- Rereleased Windows / Macintosh cover art
- Developer: Humongous Entertainment
- Publisher: Humongous Entertainment
- Director: Ron Gilbert
- Designers: Laurie Rose Bauman; Annie Fox; Ron Gilbert; Shelley Day;
- Writers: Laurie Rose Bauman; Annie Fox;
- Composer: George Sanger
- Series: Putt-Putt
- Engine: SCUMM
- Platforms: MS-DOS, Macintosh, Windows, Linux
- Release: October 18, 1996
- Genre: Action
- Mode: Single-player

= Putt-Putt and Pep's Balloon-o-Rama =

1996 video game

Putt-Putt and Pep's Balloon-o-Rama is a 1996 action video game developed by Humongous Entertainment. The game is part of the Putt-Putt series of educational video games. It was part of a series of Junior Arcade games, targeted at kids aged three to eight.

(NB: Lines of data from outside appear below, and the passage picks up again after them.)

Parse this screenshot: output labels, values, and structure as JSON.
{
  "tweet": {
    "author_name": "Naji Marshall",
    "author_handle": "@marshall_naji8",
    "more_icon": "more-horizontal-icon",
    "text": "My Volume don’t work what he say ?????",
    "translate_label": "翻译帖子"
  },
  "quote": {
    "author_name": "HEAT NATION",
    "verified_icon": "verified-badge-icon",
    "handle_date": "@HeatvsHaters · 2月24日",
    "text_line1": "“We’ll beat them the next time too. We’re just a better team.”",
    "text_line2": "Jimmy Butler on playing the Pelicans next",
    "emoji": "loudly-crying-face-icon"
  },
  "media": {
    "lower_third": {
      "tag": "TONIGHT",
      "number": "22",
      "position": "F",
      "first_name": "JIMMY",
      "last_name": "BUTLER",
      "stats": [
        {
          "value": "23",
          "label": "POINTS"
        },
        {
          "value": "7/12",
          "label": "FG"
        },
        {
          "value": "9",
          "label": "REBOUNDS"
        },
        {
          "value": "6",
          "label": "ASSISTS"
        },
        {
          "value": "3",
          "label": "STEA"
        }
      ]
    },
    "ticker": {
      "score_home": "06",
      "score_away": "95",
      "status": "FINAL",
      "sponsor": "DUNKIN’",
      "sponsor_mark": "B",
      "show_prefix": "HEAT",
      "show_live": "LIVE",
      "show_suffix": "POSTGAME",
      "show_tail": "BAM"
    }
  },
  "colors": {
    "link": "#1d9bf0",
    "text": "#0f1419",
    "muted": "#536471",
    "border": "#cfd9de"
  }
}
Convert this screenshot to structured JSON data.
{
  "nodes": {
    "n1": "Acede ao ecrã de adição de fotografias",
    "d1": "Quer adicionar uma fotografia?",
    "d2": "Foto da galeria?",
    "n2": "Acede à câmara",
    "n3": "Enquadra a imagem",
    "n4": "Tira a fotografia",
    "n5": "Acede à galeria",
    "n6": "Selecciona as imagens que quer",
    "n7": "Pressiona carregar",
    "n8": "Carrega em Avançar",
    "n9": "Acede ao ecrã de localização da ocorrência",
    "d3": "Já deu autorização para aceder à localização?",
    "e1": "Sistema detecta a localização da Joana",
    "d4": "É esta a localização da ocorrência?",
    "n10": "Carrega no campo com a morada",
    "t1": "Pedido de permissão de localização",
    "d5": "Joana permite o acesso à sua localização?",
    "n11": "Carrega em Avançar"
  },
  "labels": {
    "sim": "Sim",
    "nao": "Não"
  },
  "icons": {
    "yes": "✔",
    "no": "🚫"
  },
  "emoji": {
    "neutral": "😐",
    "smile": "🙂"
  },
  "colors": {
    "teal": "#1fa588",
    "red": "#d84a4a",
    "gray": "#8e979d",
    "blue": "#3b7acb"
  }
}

Putt-Putt and Pep's Balloon-o-Rama was originally released on October 18, 1996, along with Putt-Putt and Pep's Dog on a Stick. The game was re-released on Linux in April 2014. The game was included in the Putt-Putt Deluxe Pack. A LCD handheld version of the game was also released in 1999 by ToyMax.

== Gameplay ==
In this junior arcade-style game, players help Putt-Putt bounce Pep into the air to pop balloons. Players can also create their own levels. The game is a Breakout clone, but gravity influences Pep's movement, causing it to slightly bend and arc. The game teaches players timing and hand-eye coordination.

There are 120 levels to play. Certain balloons also have certain properties, such as concealing a smaller balloon that must also be destroyed, containing candy that can be caught for bonus points and/or trash that deducts points, or being able to appear after a certain amount of time. Players can earn more points by having Pep pop multiple balloons without coming back to Putt-Putt to create combos, pop question mark-shaped balloons to obtain power-ups and even destroy a passing small flying saucer to enter a bonus round on the Moon where balloons are replaced with saucers. If Putt-Putt fails to catch Pep, one life is lost, and running out of lives results in the current score being reset to zero, although it is possible to turn on "Junior Helpers" that grant unlimited lives or make it easier to catch Pep.

The LCD version of the game, due to its technical limitations, features almost none of the special mechanics featured in the computer versions, playing out as a more strict and simpler Breakout clone. Putt-Putt's movement is controlled with a thumb dial shaped into his steering wheel.

==Plot==
Putt-Putt and Pep have balloons, but Pep accidentally releases them, so the two embark on a journey across various locations in prior Putt-Putt adventures (such as the zoo in Putt-Putt Saves the Zoo and the cave where Putt-Putt first found Pep at the end of Putt-Putt Joins the Parade), to find and pop balloons of many kinds, by having Putt-Putt bounce Pep into the air to hit them. Their journey eventually leads them to the surface of the Moon once again, which they reach by boarding a spaceship. After Pep pops every single balloon in the levels and he and Putt-Putt return to Earth, the latter commends the former's balloon-popping skills.

== Development ==
Designer Rhett Mathis noted that the developers had "created an animated world of arcade fun and made it kid-friendly". A Junior Helper feature was included to make play easier for younger children, for example making balloons easier to pop. Ralph Giuffre, Humongous Entertainment's executive vice president of marketing and licensing, said that the series was created to give players the opportunity play games with action in a nonviolent context.

At the conclusion of the "Circus Trip of a Lifetime" Sweepstakes, which ran from July 1 to September 30, 2000, five hundred second-place winners were given a free copy of the game.

== Critical reception ==
Electric playground deemed the graphics "great" and the music "catchy", and noted it caters both to players who want to play in short bursts, and those who are obsessed with reaching the next level. Allgame praised the game for its addictive nature comparable to Tetris, and said it was fun for adults too.